John Irving's 10 Favorite Books

John Irving was kind enough to provide his 10 favorite books to the authors of The Top Ten: Writers Pick Their Favorite Books.


#1: Great Expectations

by Charles Dickens

Dena from New York, NY says:

I like Dickens. Even so, I didn't read "Great Expectations" until I was in grad school — I'd seen the movies, and they all seemed boring and love-storyish. Mawkish, what with Miss Havisham and her house and Pip longing for Estella...

Charles Dickens, how could I have forgotten? That's not what you do at all. "Great Expectations" has a mystery at its heart, and it plows along until all of a sudden you're on page 500 and you've laughed out loud — to Dickens! — on the subway.

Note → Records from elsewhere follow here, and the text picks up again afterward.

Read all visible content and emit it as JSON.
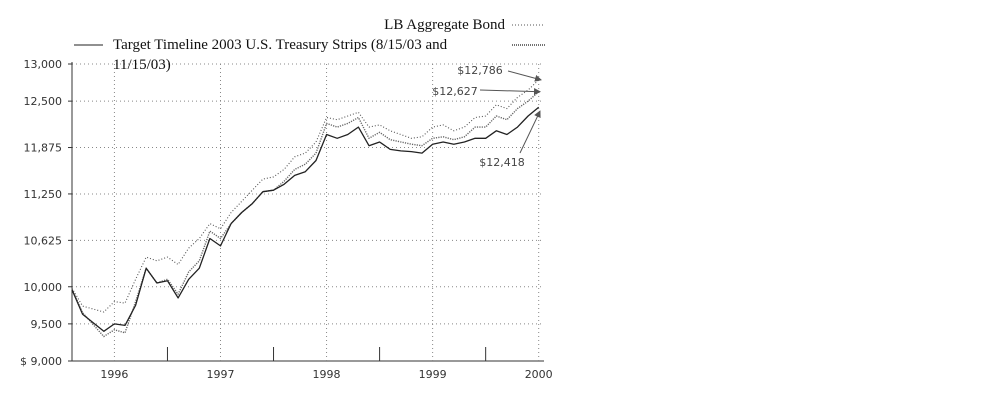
{
  "chart_data": {
    "type": "line",
    "title": "",
    "xlabel": "",
    "ylabel": "",
    "ylim": [
      9000,
      13000
    ],
    "yticks": [
      {
        "value": 13000,
        "label": "13,000"
      },
      {
        "value": 12500,
        "label": "12,500"
      },
      {
        "value": 11875,
        "label": "11,875"
      },
      {
        "value": 11250,
        "label": "11,250"
      },
      {
        "value": 10625,
        "label": "10,625"
      },
      {
        "value": 10000,
        "label": "10,000"
      },
      {
        "value": 9500,
        "label": "9,500"
      },
      {
        "value": 9000,
        "label": "$ 9,000"
      }
    ],
    "xlim": [
      1995.6,
      2000.05
    ],
    "xticks": [
      {
        "value": 1996,
        "label": "1996"
      },
      {
        "value": 1997,
        "label": "1997"
      },
      {
        "value": 1998,
        "label": "1998"
      },
      {
        "value": 1999,
        "label": "1999"
      },
      {
        "value": 2000,
        "label": "2000"
      }
    ],
    "grid": true,
    "legend": "top",
    "series": [
      {
        "name": "LB Aggregate Bond",
        "style": "dotted",
        "color": "#555555",
        "x": [
          1995.6,
          1995.7,
          1995.9,
          1996.0,
          1996.1,
          1996.2,
          1996.3,
          1996.4,
          1996.5,
          1996.6,
          1996.7,
          1996.8,
          1996.9,
          1997.0,
          1997.1,
          1997.2,
          1997.3,
          1997.4,
          1997.5,
          1997.6,
          1997.7,
          1997.8,
          1997.9,
          1998.0,
          1998.1,
          1998.2,
          1998.3,
          1998.4,
          1998.5,
          1998.6,
          1998.7,
          1998.8,
          1998.9,
          1999.0,
          1999.1,
          1999.2,
          1999.3,
          1999.4,
          1999.5,
          1999.6,
          1999.7,
          1999.8,
          1999.9,
          2000.0
        ],
        "y": [
          9980,
          9740,
          9660,
          9800,
          9780,
          10100,
          10400,
          10350,
          10400,
          10300,
          10520,
          10650,
          10850,
          10780,
          11000,
          11150,
          11300,
          11450,
          11480,
          11580,
          11750,
          11800,
          11950,
          12280,
          12250,
          12300,
          12350,
          12150,
          12180,
          12100,
          12050,
          12000,
          12020,
          12150,
          12180,
          12100,
          12150,
          12280,
          12300,
          12450,
          12400,
          12550,
          12650,
          12786
        ]
      },
      {
        "name": "Target Timeline 2003 U.S. Treasury Strips (8/15/03 and 11/15/03)",
        "style": "dense-dotted",
        "color": "#666666",
        "x": [
          1995.6,
          1995.7,
          1995.9,
          1996.0,
          1996.1,
          1996.2,
          1996.3,
          1996.4,
          1996.5,
          1996.6,
          1996.7,
          1996.8,
          1996.9,
          1997.0,
          1997.1,
          1997.2,
          1997.3,
          1997.4,
          1997.5,
          1997.6,
          1997.7,
          1997.8,
          1997.9,
          1998.0,
          1998.1,
          1998.2,
          1998.3,
          1998.4,
          1998.5,
          1998.6,
          1998.7,
          1998.8,
          1998.9,
          1999.0,
          1999.1,
          1999.2,
          1999.3,
          1999.4,
          1999.5,
          1999.6,
          1999.7,
          1999.8,
          1999.9,
          2000.0
        ],
        "y": [
          9970,
          9650,
          9330,
          9420,
          9380,
          9800,
          10250,
          10050,
          10100,
          9900,
          10200,
          10350,
          10750,
          10650,
          10850,
          11000,
          11120,
          11280,
          11300,
          11420,
          11580,
          11650,
          11800,
          12200,
          12150,
          12200,
          12280,
          12000,
          12080,
          11980,
          11950,
          11920,
          11900,
          12000,
          12020,
          11980,
          12020,
          12150,
          12150,
          12300,
          12250,
          12400,
          12500,
          12627
        ]
      },
      {
        "name": "",
        "style": "solid",
        "color": "#222222",
        "x": [
          1995.6,
          1995.7,
          1995.9,
          1996.0,
          1996.1,
          1996.2,
          1996.3,
          1996.4,
          1996.5,
          1996.6,
          1996.7,
          1996.8,
          1996.9,
          1997.0,
          1997.1,
          1997.2,
          1997.3,
          1997.4,
          1997.5,
          1997.6,
          1997.7,
          1997.8,
          1997.9,
          1998.0,
          1998.1,
          1998.2,
          1998.3,
          1998.4,
          1998.5,
          1998.6,
          1998.7,
          1998.8,
          1998.9,
          1999.0,
          1999.1,
          1999.2,
          1999.3,
          1999.4,
          1999.5,
          1999.6,
          1999.7,
          1999.8,
          1999.9,
          2000.0
        ],
        "y": [
          9960,
          9630,
          9400,
          9500,
          9480,
          9750,
          10250,
          10050,
          10080,
          9850,
          10100,
          10250,
          10650,
          10550,
          10850,
          11000,
          11120,
          11280,
          11300,
          11380,
          11500,
          11550,
          11700,
          12050,
          12000,
          12050,
          12150,
          11900,
          11950,
          11850,
          11830,
          11820,
          11800,
          11920,
          11950,
          11920,
          11950,
          12000,
          12000,
          12100,
          12050,
          12150,
          12300,
          12418
        ]
      }
    ],
    "annotations": [
      {
        "text": "$12,786",
        "value": 12786
      },
      {
        "text": "$12,627",
        "value": 12627
      },
      {
        "text": "$12,418",
        "value": 12418
      }
    ]
  },
  "legend_items": [
    {
      "label": "LB Aggregate Bond",
      "style": "dotted"
    },
    {
      "label": "Target Timeline 2003 U.S. Treasury Strips (8/15/03 and",
      "label2": "11/15/03)",
      "style": "dense-dotted"
    }
  ]
}
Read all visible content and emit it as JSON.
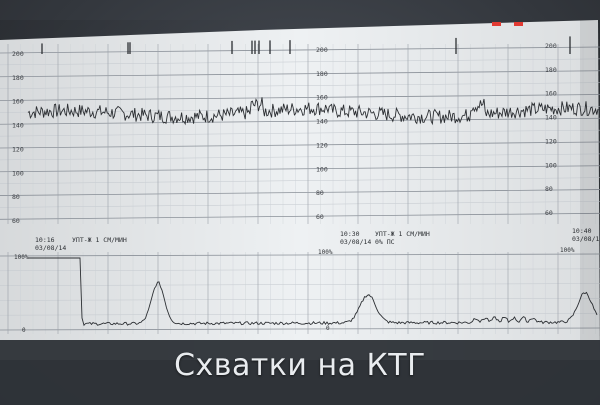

This book also appears on:

Nick Hornby's Favorite Books

Oprah's Book Club


#2: Tess of the d'Urbervilles

by James Wood, Thomas Hardy

Michelle Martinez from Houston, Texas says:

This is a beautiful and poignant novel about the trials of young and resourceful Tess. Her sad life has shafts of light with moments of love and hope. You're on her side from the very start. It's a deeply moving tale. This is one of my favourite books; I've read it multiple times — in high school, college, and grad school — and each time I read something new. Thomas Hardy, the author, has a great command of the language and imagery.


#4: The Scarlet Letter

by Nina Baym, Nathaniel Hawthorne, edited by Thomas E. Connolly

Laura Marello says:

I just re-read The Scarlet Letter after 30 years. It is a grim book about a woman in Puritan New England who's shunned for having a child out of wedlock, about the man who fathered the child, and the man who is tormenting the father. It's a book about guilt, breaking the rules, about social restrictions, and it still has a lot of relevance. It's a classic.


#6: David Copperfield

by Charles Dickens

Hannah Egan says:

Many of Dickens' works are known for their opening lines, but this book boasts my favorite opener of all time. It includes some of the most lovable characters ever conceived, and yes, some of the most vile. Like any other book by Charles Dickens, this is a great read for anyone who has a healthy sense of humor and a taste for well chosen and deliciously aged words. A fine wine to enjoy slowly.


#7: Madame Bovary

by Gustave Flaubert

Sally Bjornsen from Seattle says:

I read Madame Bovary in High School and I have to say I don't think I "got it" at the time. Now having watched the world reel from the recession I "get it." Many of my hard driving, big spending, botox-consuming, career women friends have found themselves in a tight financial position and are having to evaluate what is important to them — beyond their material items. Many have spent beyond their means and are now wondering... how did I get here? Madame Bovary was a bourgeois, shallow, material obsessed character — not unlike many modern day characters. In the end (spoiler alert!) she succumbs to her insurmountable debt and a failed life that was not up to her aesthetic and romantic vision and ends her life. It's a tragic story that is replayed in the news of late. Some things never change.


#8: Fifth Business

by Robertson Davies

Rachel from Boston, MA says:

It's been years and years since I read this book, part of the Deptford Trilogy. Robertson Davies is one of those authors whose books are well-plotted AND have interesting characters, and to top it off, have lots of references to other topics. I enjoy reading his books, and they make me feel smart in the bargain. ;-)


One Hundred Years of Solitude

by Gregory Rabassa, Gabriel Garcia Marquez

Penelope Trunk says:

This book was not fun to read; it was very slow going for me. I had no idea what I was reading at the beginning. Every time the magical realism popped up, I skipped it, and got excited that I was closer to the end of the book. But somewhere, toward the end, I stopped skipping, and I realized that I was able to appreciate the weirdness of the story. This was when I realized I could process big ideas on my own, without a professor to guide me.


Moby-Dick: or, The Whale

by Herman Melville, introduction by Nathaniel Philbrick

Katrina Naugle says:

Oh my bejeezus, Herman Melville has a great sense of humor. I put off reading this book 'cause I thought it was slow-going; turns out, I just wasn't catching his dry, witty sense of humor, and once I did, he just kept getting better and more clever! Ishmael is a truly funny character, in a dark way, which makes me wonder why they haven't made a movie yet (don't get any ideas! Don't ruin it! Just kidding — a little).